I've spent this evening going though the OR's and searching vol 19 pt 1 for the term "yards" and noting those which were the range that infantry opened fire. Mark Grimsley has done this before and found 21 useful "definite ranges". I only found 16, but also found several for South Mountain (3) and Harper's Ferry (2) which I didn't include.
The page numbers in the text which include the ranges are; 235, 263, 306, 336, 470, 493. 505, 508, 509, 865, 872, 887, 905, 931 and 1037. In three cases a small distribution was given (I assumed the centre in each case), and in five cases it was indicated by the word "within" that the range was slightly shorter (I ignored this and stuck with the number).
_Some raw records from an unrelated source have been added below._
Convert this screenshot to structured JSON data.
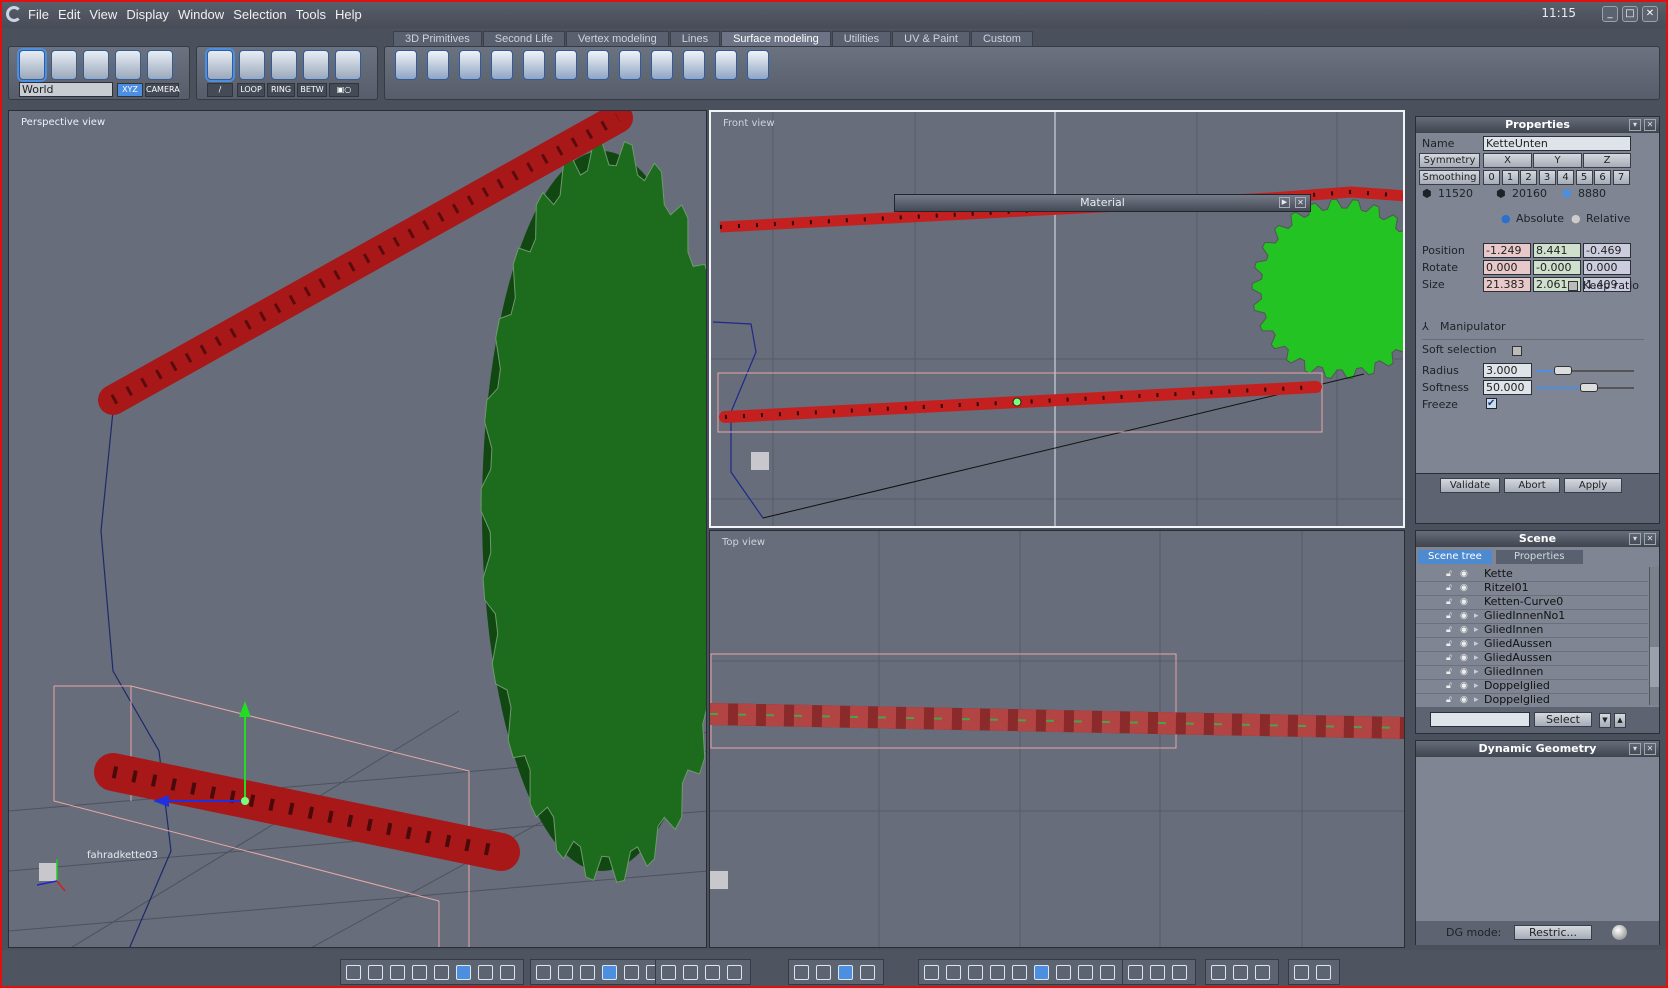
{
  "menu": {
    "items": [
      "File",
      "Edit",
      "View",
      "Display",
      "Window",
      "Selection",
      "Tools",
      "Help"
    ],
    "clock": "11:15"
  },
  "tabs": [
    {
      "label": "3D Primitives"
    },
    {
      "label": "Second Life"
    },
    {
      "label": "Vertex modeling"
    },
    {
      "label": "Lines"
    },
    {
      "label": "Surface modeling",
      "active": true
    },
    {
      "label": "Utilities"
    },
    {
      "label": "UV & Paint"
    },
    {
      "label": "Custom"
    }
  ],
  "toolbar": {
    "space": "World",
    "xyz": "XYZ",
    "camera": "CAMERA",
    "loop": "LOOP",
    "ring": "RING",
    "betw": "BETW"
  },
  "viewports": {
    "perspective": {
      "label": "Perspective view",
      "object": "fahradkette03"
    },
    "front": {
      "label": "Front view"
    },
    "top": {
      "label": "Top view"
    }
  },
  "material_dialog": {
    "title": "Material"
  },
  "properties": {
    "title": "Properties",
    "name_label": "Name",
    "name_value": "KetteUnten",
    "symmetry_label": "Symmetry",
    "symmetry_axes": [
      "X",
      "Y",
      "Z"
    ],
    "smoothing_label": "Smoothing",
    "smoothing_levels": [
      "0",
      "1",
      "2",
      "3",
      "4",
      "5",
      "6",
      "7"
    ],
    "counts": [
      "11520",
      "20160",
      "8880"
    ],
    "absolute": "Absolute",
    "relative": "Relative",
    "position_label": "Position",
    "position": [
      "-1.249",
      "8.441",
      "-0.469"
    ],
    "rotate_label": "Rotate",
    "rotate": [
      "0.000",
      "-0.000",
      "0.000"
    ],
    "size_label": "Size",
    "size": [
      "21.383",
      "2.061",
      "1.409"
    ],
    "keep_ratio": "Keep ratio",
    "manipulator": "Manipulator",
    "soft_selection": "Soft selection",
    "radius_label": "Radius",
    "radius": "3.000",
    "softness_label": "Softness",
    "softness": "50.000",
    "freeze_label": "Freeze",
    "validate": "Validate",
    "abort": "Abort",
    "apply": "Apply"
  },
  "scene": {
    "title": "Scene",
    "tabs": [
      "Scene tree",
      "Properties"
    ],
    "items": [
      {
        "name": "Kette"
      },
      {
        "name": "Ritzel01"
      },
      {
        "name": "Ketten-Curve0"
      },
      {
        "name": "GliedInnenNo1"
      },
      {
        "name": "GliedInnen"
      },
      {
        "name": "GliedAussen"
      },
      {
        "name": "GliedAussen"
      },
      {
        "name": "GliedInnen"
      },
      {
        "name": "Doppelglied"
      },
      {
        "name": "Doppelglied"
      }
    ],
    "select": "Select"
  },
  "dynamic_geometry": {
    "title": "Dynamic Geometry",
    "mode_label": "DG mode:",
    "mode_value": "Restric..."
  },
  "colors": {
    "chain": "#c42020",
    "gear_dark": "#1d6b1d",
    "gear_bright": "#22c322",
    "accent": "#4c8ee0"
  }
}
The average range of the 16 samples for opening fire was 84 yards (all numbers to be rounded to the nearest whole number.
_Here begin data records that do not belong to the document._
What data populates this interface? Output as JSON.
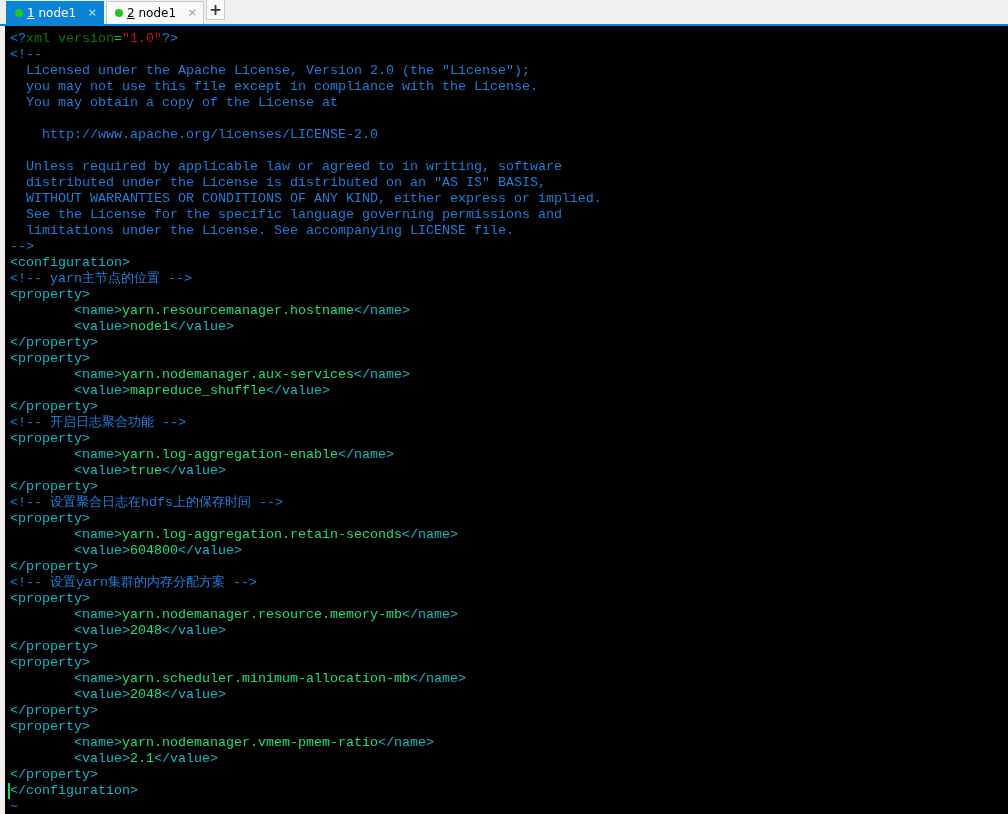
{
  "tabs": [
    {
      "number": "1",
      "label": "node1",
      "close": "×",
      "selected": true
    },
    {
      "number": "2",
      "label": "node1",
      "close": "×",
      "selected": false
    }
  ],
  "new_tab": "+",
  "editor": {
    "lines": [
      {
        "segments": [
          {
            "kind": "punct",
            "text": "<?"
          },
          {
            "kind": "attr",
            "text": "xml version"
          },
          {
            "kind": "eq",
            "text": "="
          },
          {
            "kind": "str",
            "text": "\"1.0\""
          },
          {
            "kind": "punct",
            "text": "?>"
          }
        ]
      },
      {
        "segments": [
          {
            "kind": "comment",
            "text": "<!--"
          }
        ]
      },
      {
        "segments": [
          {
            "kind": "comment",
            "text": "  Licensed under the Apache License, Version 2.0 (the \"License\");"
          }
        ]
      },
      {
        "segments": [
          {
            "kind": "comment",
            "text": "  you may not use this file except in compliance with the License."
          }
        ]
      },
      {
        "segments": [
          {
            "kind": "comment",
            "text": "  You may obtain a copy of the License at"
          }
        ]
      },
      {
        "blank_before": true,
        "segments": [
          {
            "kind": "comment",
            "text": "    http://www.apache.org/licenses/LICENSE-2.0"
          }
        ]
      },
      {
        "blank_before": true,
        "segments": [
          {
            "kind": "comment",
            "text": "  Unless required by applicable law or agreed to in writing, software"
          }
        ]
      },
      {
        "segments": [
          {
            "kind": "comment",
            "text": "  distributed under the License is distributed on an \"AS IS\" BASIS,"
          }
        ]
      },
      {
        "segments": [
          {
            "kind": "comment",
            "text": "  WITHOUT WARRANTIES OR CONDITIONS OF ANY KIND, either express or implied."
          }
        ]
      },
      {
        "segments": [
          {
            "kind": "comment",
            "text": "  See the License for the specific language governing permissions and"
          }
        ]
      },
      {
        "segments": [
          {
            "kind": "comment",
            "text": "  limitations under the License. See accompanying LICENSE file."
          }
        ]
      },
      {
        "segments": [
          {
            "kind": "comment",
            "text": "-->"
          }
        ]
      },
      {
        "segments": [
          {
            "kind": "tag",
            "text": "<configuration>"
          }
        ]
      },
      {
        "segments": [
          {
            "kind": "comment",
            "text": "<!-- yarn主节点的位置 -->"
          }
        ]
      },
      {
        "segments": [
          {
            "kind": "tag",
            "text": "<property>"
          }
        ]
      },
      {
        "segments": [
          {
            "kind": "tag",
            "text": "        <name>"
          },
          {
            "kind": "text",
            "text": "yarn.resourcemanager.hostname"
          },
          {
            "kind": "tag",
            "text": "</name>"
          }
        ]
      },
      {
        "segments": [
          {
            "kind": "tag",
            "text": "        <value>"
          },
          {
            "kind": "text",
            "text": "node1"
          },
          {
            "kind": "tag",
            "text": "</value>"
          }
        ]
      },
      {
        "segments": [
          {
            "kind": "tag",
            "text": "</property>"
          }
        ]
      },
      {
        "segments": [
          {
            "kind": "tag",
            "text": "<property>"
          }
        ]
      },
      {
        "segments": [
          {
            "kind": "tag",
            "text": "        <name>"
          },
          {
            "kind": "text",
            "text": "yarn.nodemanager.aux-services"
          },
          {
            "kind": "tag",
            "text": "</name>"
          }
        ]
      },
      {
        "segments": [
          {
            "kind": "tag",
            "text": "        <value>"
          },
          {
            "kind": "text",
            "text": "mapreduce_shuffle"
          },
          {
            "kind": "tag",
            "text": "</value>"
          }
        ]
      },
      {
        "segments": [
          {
            "kind": "tag",
            "text": "</property>"
          }
        ]
      },
      {
        "segments": [
          {
            "kind": "comment",
            "text": "<!-- 开启日志聚合功能 -->"
          }
        ]
      },
      {
        "segments": [
          {
            "kind": "tag",
            "text": "<property>"
          }
        ]
      },
      {
        "segments": [
          {
            "kind": "tag",
            "text": "        <name>"
          },
          {
            "kind": "text",
            "text": "yarn.log-aggregation-enable"
          },
          {
            "kind": "tag",
            "text": "</name>"
          }
        ]
      },
      {
        "segments": [
          {
            "kind": "tag",
            "text": "        <value>"
          },
          {
            "kind": "text",
            "text": "true"
          },
          {
            "kind": "tag",
            "text": "</value>"
          }
        ]
      },
      {
        "segments": [
          {
            "kind": "tag",
            "text": "</property>"
          }
        ]
      },
      {
        "segments": [
          {
            "kind": "comment",
            "text": "<!-- 设置聚合日志在hdfs上的保存时间 -->"
          }
        ]
      },
      {
        "segments": [
          {
            "kind": "tag",
            "text": "<property>"
          }
        ]
      },
      {
        "segments": [
          {
            "kind": "tag",
            "text": "        <name>"
          },
          {
            "kind": "text",
            "text": "yarn.log-aggregation.retain-seconds"
          },
          {
            "kind": "tag",
            "text": "</name>"
          }
        ]
      },
      {
        "segments": [
          {
            "kind": "tag",
            "text": "        <value>"
          },
          {
            "kind": "text",
            "text": "604800"
          },
          {
            "kind": "tag",
            "text": "</value>"
          }
        ]
      },
      {
        "segments": [
          {
            "kind": "tag",
            "text": "</property>"
          }
        ]
      },
      {
        "segments": [
          {
            "kind": "comment",
            "text": "<!-- 设置yarn集群的内存分配方案 -->"
          }
        ]
      },
      {
        "segments": [
          {
            "kind": "tag",
            "text": "<property>"
          }
        ]
      },
      {
        "segments": [
          {
            "kind": "tag",
            "text": "        <name>"
          },
          {
            "kind": "text",
            "text": "yarn.nodemanager.resource.memory-mb"
          },
          {
            "kind": "tag",
            "text": "</name>"
          }
        ]
      },
      {
        "segments": [
          {
            "kind": "tag",
            "text": "        <value>"
          },
          {
            "kind": "text",
            "text": "2048"
          },
          {
            "kind": "tag",
            "text": "</value>"
          }
        ]
      },
      {
        "segments": [
          {
            "kind": "tag",
            "text": "</property>"
          }
        ]
      },
      {
        "segments": [
          {
            "kind": "tag",
            "text": "<property>"
          }
        ]
      },
      {
        "segments": [
          {
            "kind": "tag",
            "text": "        <name>"
          },
          {
            "kind": "text",
            "text": "yarn.scheduler.minimum-allocation-mb"
          },
          {
            "kind": "tag",
            "text": "</name>"
          }
        ]
      },
      {
        "segments": [
          {
            "kind": "tag",
            "text": "        <value>"
          },
          {
            "kind": "text",
            "text": "2048"
          },
          {
            "kind": "tag",
            "text": "</value>"
          }
        ]
      },
      {
        "segments": [
          {
            "kind": "tag",
            "text": "</property>"
          }
        ]
      },
      {
        "segments": [
          {
            "kind": "tag",
            "text": "<property>"
          }
        ]
      },
      {
        "segments": [
          {
            "kind": "tag",
            "text": "        <name>"
          },
          {
            "kind": "text",
            "text": "yarn.nodemanager.vmem-pmem-ratio"
          },
          {
            "kind": "tag",
            "text": "</name>"
          }
        ]
      },
      {
        "segments": [
          {
            "kind": "tag",
            "text": "        <value>"
          },
          {
            "kind": "text",
            "text": "2.1"
          },
          {
            "kind": "tag",
            "text": "</value>"
          }
        ]
      },
      {
        "segments": [
          {
            "kind": "tag",
            "text": "</property>"
          }
        ]
      },
      {
        "segments": [
          {
            "kind": "tag",
            "text": "</configuration>"
          }
        ],
        "cursor": true
      },
      {
        "segments": [
          {
            "kind": "tilde",
            "text": "~"
          }
        ]
      }
    ]
  }
}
However, one sample is out of kilter. On page 263 it is stated that the 26th NY opened fire at 350 yards, expended all their ammunition and then withdrew. An examination of their situation indicated they were firing at Ripley's brigade more than 450 yards away. The brigade commander makes no mention of this fire, and we can assume it had absolutely no effect. Removing this figure reduces the average range of opening fire to 64 yards.
Two of the remaining statements indicate 100 yards, the rest are lower, all of the remainder are between 50 and 80 yards.
I found several other incidents involving range worth reading. On page 867 the (Federal) enemy has cleared a 40 yard killing area in front of breastworks, which was judged to be too strong to charge. On page 925 artillery unlimbers at 150 yards from the enemy, but starts to suffer from "sharpshooters". There are a few indicative ranges elsewhere but nothing definite.
This result is much shorter than I expected.